WASHINGTON - President Clinton unveiled his community development lending program Thursday with a show of political strength that suggested banks may have trouble gaining regulatory relief through the legislation.
Surrounded by Vice President Al Gore, Cabinet secretaries, a large congressional delegation, regulators, bankers, and community activists, the President called for a $382 million fund for community development lenders over the next four years.
Mr. Clinton also asked the four bank and thrift regulatory agencies to review the Community Reinvestment Act, with an eye toward reducing paperwork and increasing lending in low-imcome communities.
By involving the regulation in CRA, the President may have preempted industry efforts to have Congress ease CRA and other regulatory requirements through amendments to community development legislation.
Congress members "have indicated to us that they are looking for a vehicle for regulatory relief, and this could be it," said Edward L. Yingling, executive vice president of the American Bankers Association.
Quick Action Indicated
However, the sheer magnitude of the ceremony on the White House's south lawn, which ran for nearly an hour, indicated the administration and congressional leaders want to move the package through quickly and without amendments.
"In all the years I've been lobbying, I've never seen so much horsepower behind a banking bill," said Jim Butera, who represents several financial institutions.
The Senate Banking Committee began work on the bill Thursday afternoon, little more than an hour after President Clinton finished speaking. Rep. Henry B. Gonzalez, D-Tex., chairman of the House Banking Committee, said he would hold hearings July 21 and 28.
Speeding the Process
The chairmen of the three House subcommittees that would have jurisdiction over the bill agreed to permit consideration by the full committee - a step that will expedite the process considerably.
The most significant challenge to the Clinton plan could come in the Senate, where Republicans have more leverage.
Alfonse M. D'Amato of New York, the Senate Baking Committee's ranking, Republican, argued that unless commercial banks are given incentives to participate' the President's plan "is only a Pipe dream."
Not What He Promised
The program announced Thursday is considerably different from Mr. Clinton's campaign promise to create a network of 100 community development banks.
In a brief interview after his speech, Mr.
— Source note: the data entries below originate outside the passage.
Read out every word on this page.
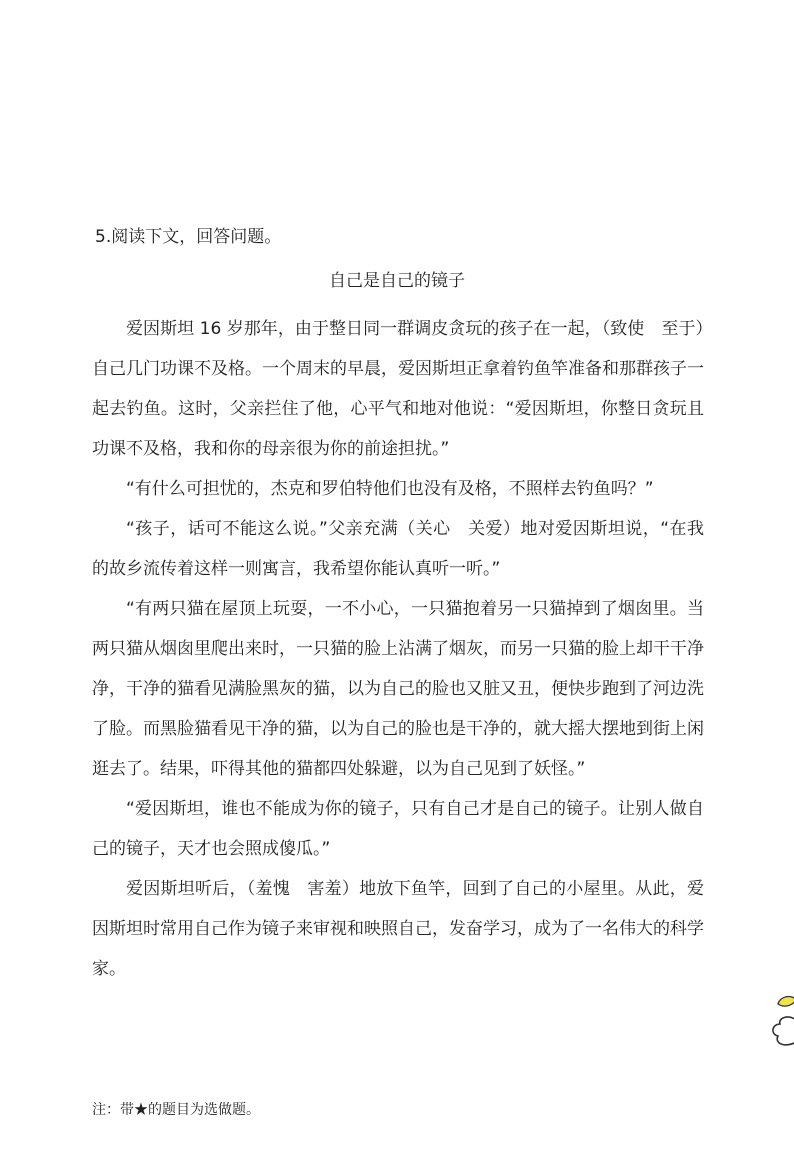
5.阅读下文，回答问题。
自己是自己的镜子

爱因斯坦 16 岁那年，由于整日同一群调皮贪玩的孩子在一起，（致使　至于）自己几门功课不及格。一个周末的早晨，爱因斯坦正拿着钓鱼竿准备和那群孩子一起去钓鱼。这时，父亲拦住了他，心平气和地对他说：“爱因斯坦，你整日贪玩且功课不及格，我和你的母亲很为你的前途担扰。”

“有什么可担忧的，杰克和罗伯特他们也没有及格，不照样去钓鱼吗？”

“孩子，话可不能这么说。”父亲充满（关心　关爱）地对爱因斯坦说，“在我的故乡流传着这样一则寓言，我希望你能认真听一听。”

“有两只猫在屋顶上玩耍，一不小心，一只猫抱着另一只猫掉到了烟囱里。当两只猫从烟囱里爬出来时，一只猫的脸上沾满了烟灰，而另一只猫的脸上却干干净净，干净的猫看见满脸黑灰的猫，以为自己的脸也又脏又丑，便快步跑到了河边洗了脸。而黑脸猫看见干净的猫，以为自己的脸也是干净的，就大摇大摆地到街上闲逛去了。结果，吓得其他的猫都四处躲避，以为自己见到了妖怪。”

“爱因斯坦，谁也不能成为你的镜子，只有自己才是自己的镜子。让别人做自己的镜子，天才也会照成傻瓜。”

爱因斯坦听后，（羞愧　害羞）地放下鱼竿，回到了自己的小屋里。从此，爱因斯坦时常用自己作为镜子来审视和映照自己，发奋学习，成为了一名伟大的科学家。

注：带★的题目为选做题。
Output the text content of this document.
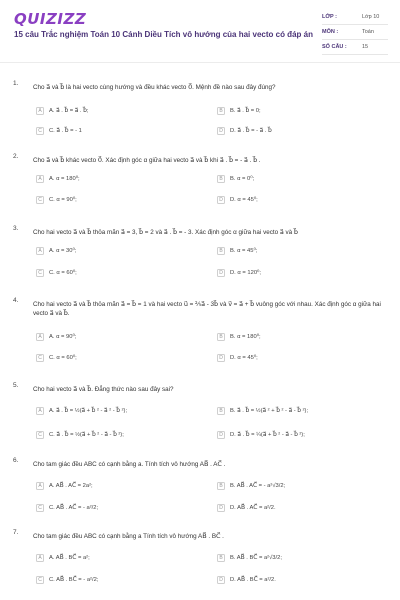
QUIZIZZ
15 câu Trắc nghiệm Toán 10 Cánh Diều Tích vô hướng của hai vecto có đáp án
LỚP :	Lớp 10
MÔN :	Toán
SỐ CÂU :	15
1.
Cho a⃗ và b⃗ là hai vecto cùng hướng và đều khác vecto 0⃗. Mệnh đề nào sau đây đúng?
A	A. a⃗ . b⃗ = a⃗ . b⃗;	B	B. a⃗ . b⃗ = 0;
C	C. a⃗ . b⃗ = - 1	D	D. a⃗ . b⃗ = - a⃗ . b⃗
2.
Cho a⃗ và b⃗ khác vecto 0⃗. Xác định góc α giữa hai vecto a⃗ và b⃗ khi a⃗ . b⃗ = - a⃗ . b⃗ .
A	A. α = 180⁰;	B	B. α = 0⁰;
C	C. α = 90⁰;	D	D. α = 45⁰;
3.
Cho hai vecto a⃗ và b⃗ thỏa mãn a⃗ = 3, b⃗ = 2 và a⃗ . b⃗ = - 3. Xác định góc α giữa hai vecto a⃗ và b⃗
A	A. α = 30⁰;	B	B. α = 45⁰;
C	C. α = 60⁰;	D	D. α = 120⁰;
4.
Cho hai vecto a⃗ và b⃗ thỏa mãn a⃗ = b⃗ = 1 và hai vecto u⃗ = ⅖a⃗ - 3b⃗ và v⃗ = a⃗ + b⃗ vuông góc với nhau. Xác định góc α giữa hai vecto a⃗ và b⃗.
A	A. α = 90⁰;	B	B. α = 180⁰;
C	C. α = 60⁰;	D	D. α = 45⁰;
5.
Cho hai vecto a⃗ và b⃗. Đẳng thức nào sau đây sai?
A	A. a⃗ . b⃗ = ½(a⃗ + b⃗ ² - a⃗ ² - b⃗ ²);	B	B. a⃗ . b⃗ = ½(a⃗ ² + b⃗ ² - a⃗ - b⃗ ²);
C	C. a⃗ . b⃗ = ½(a⃗ + b⃗ ² - a⃗ - b⃗ ²);	D	D. a⃗ . b⃗ = ¼(a⃗ + b⃗ ² - a⃗ - b⃗ ²);
6.
Cho tam giác đều ABC có cạnh bằng a. Tính tích vô hướng AB⃗ . AC⃗ .
A	A. AB⃗ . AC⃗ = 2a²;	B	B. AB⃗ . AC⃗ = - a²√3/2;
C	C. AB⃗ . AC⃗ = - a²/2;	D	D. AB⃗ . AC⃗ = a²/2.
7.
Cho tam giác đều ABC có cạnh bằng a Tính tích vô hướng AB⃗ . BC⃗ .
A	A. AB⃗ . BC⃗ = a²;	B	B. AB⃗ . BC⃗ = a²√3/2;
C	C. AB⃗ . BC⃗ = - a²/2;	D	D. AB⃗ . BC⃗ = a²/2.
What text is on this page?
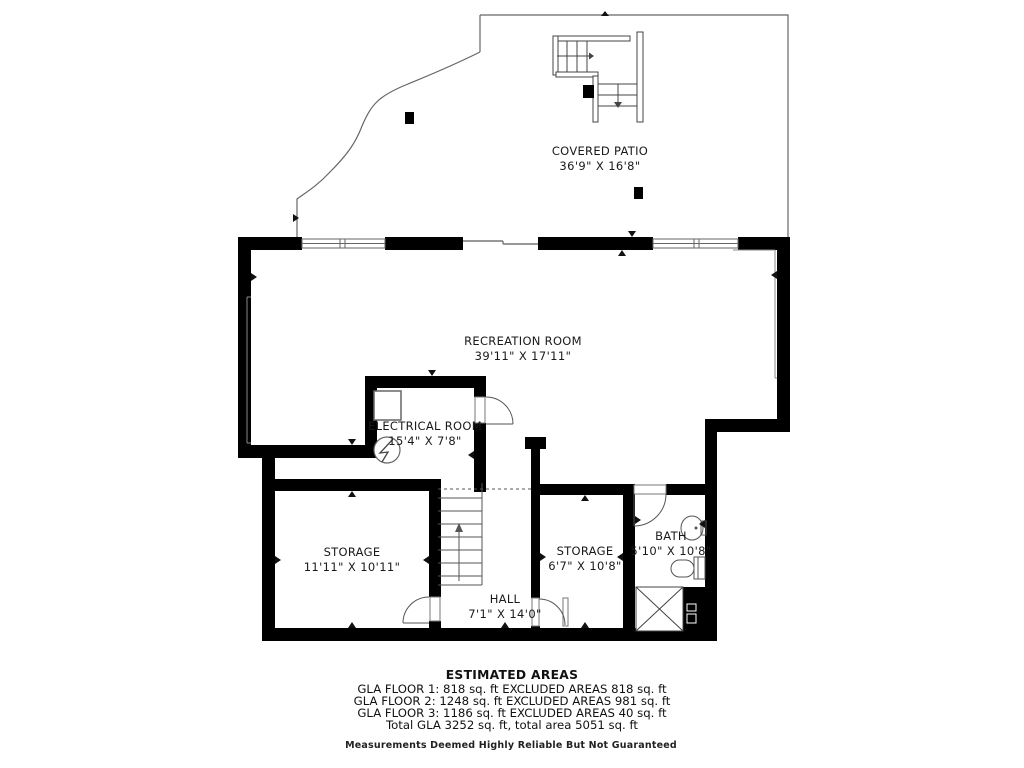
COVERED PATIO
36'9" X 16'8"
RECREATION ROOM
39'11" X 17'11"
ELECTRICAL ROOM
15'4" X 7'8"
STORAGE
11'11" X 10'11"
STORAGE
6'7" X 10'8"
BATH
5'10" X 10'8"
HALL
7'1" X 14'0"
ESTIMATED AREAS
GLA FLOOR 1: 818 sq. ft EXCLUDED AREAS 818 sq. ft
GLA FLOOR 2: 1248 sq. ft EXCLUDED AREAS 981 sq. ft
GLA FLOOR 3: 1186 sq. ft EXCLUDED AREAS 40 sq. ft
Total GLA 3252 sq. ft, total area 5051 sq. ft
Measurements Deemed Highly Reliable But Not Guaranteed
Clinton's said he had learned since the election "that there is a whole, huge network of people out there interested in doing this work, and we didn't want to reinvent the wheel in every community.
"So we will be creating some new community development banks in some areas, and we may even have some big banks wanting to use some of their community reinvestment funds to provide funding," he said.
"But if you've got a bank that's operating, you got a credit union, you got some other eligible institution that you can dramatically increase the capacity of, it might be better to expand the capacity of an existing institution than create a new one."
President Clinton thus sided with community groups that had argued against giving banks financial incentives to participate in the program.
Lightening the Load
"With a year of record profits, banks don't need a bribe," said Deepak Bhargava, bank, lobbyist for the Association of Community Organizations for Reform Now, or Acorn.
The Clinton program promises some relief from the paperwork burden of CRA, though neither the administration nor the regulatory agencies have said specifically how the "performance over paperwork" goal might be met.
In testimony before the Senate Banking Committee Thursday, Comptroller of the Currency Eugene Ludwig said performance-based standards would not be tied to rigid numerical targets.
"But between a rigid system of numerical targets and the system we have today, there is considerable room for improvement," he said.
Concern over the Tone
Although bankers attended Mr. Clinton's announcement and at least one commercial banker spoke, a number of industry representatives expressed concern over the tone of the event, particularly over criticisms of bank lending practices.
"There was a pretty good air of bank bashing," said Joe Belew, president of the Consumer Bankers Association.
NationsBank Corp. chairman Hugh McColl delivered a strong endorsement for the program. He said the CRA reform would leave "no excuses" for banks failing to provide credit to low-income borrowers. A law "that sets tougher, more objective, more quantifiable standards would send the clear message to banks that we will be measured by our results, he said.
Kenneth A. Guenther, executive vice president of the Independent Bankers Association of America. was sharply critical of Mr. McColl after the ceremony, saying his endorsement gave away the industry's bargaining power.
"We are just sitting down to negotiations," said Mr. Guenther, noting that many banks still hope the bill can be reshaped to include funds for commercial banks and some measure of regulatory relief. "Hugh McColl should know by now that you don't give away the banking industry's negotiating position in advance. "I don't know how he can say he speaks for the banking industry."
Mr. McColl declined to comment on the criticism.
President Clinton's legislative package would create a fund to provide assistance to community development financial institutions. Money would be available to all kinds of community development tenders but not to the vast majority of commercial banks, thrifts, and credit unions not engaged primarily in community development lending.
The money will be available if matched dollar for dollar with private sector contributions up to a maximum of $5 million for insured institutions and $2 million for other lenders.
Although the program provides only $382 million over four years, Treasury estimated that leverage will result in up to $2.5 billion in new credit for low-income communities.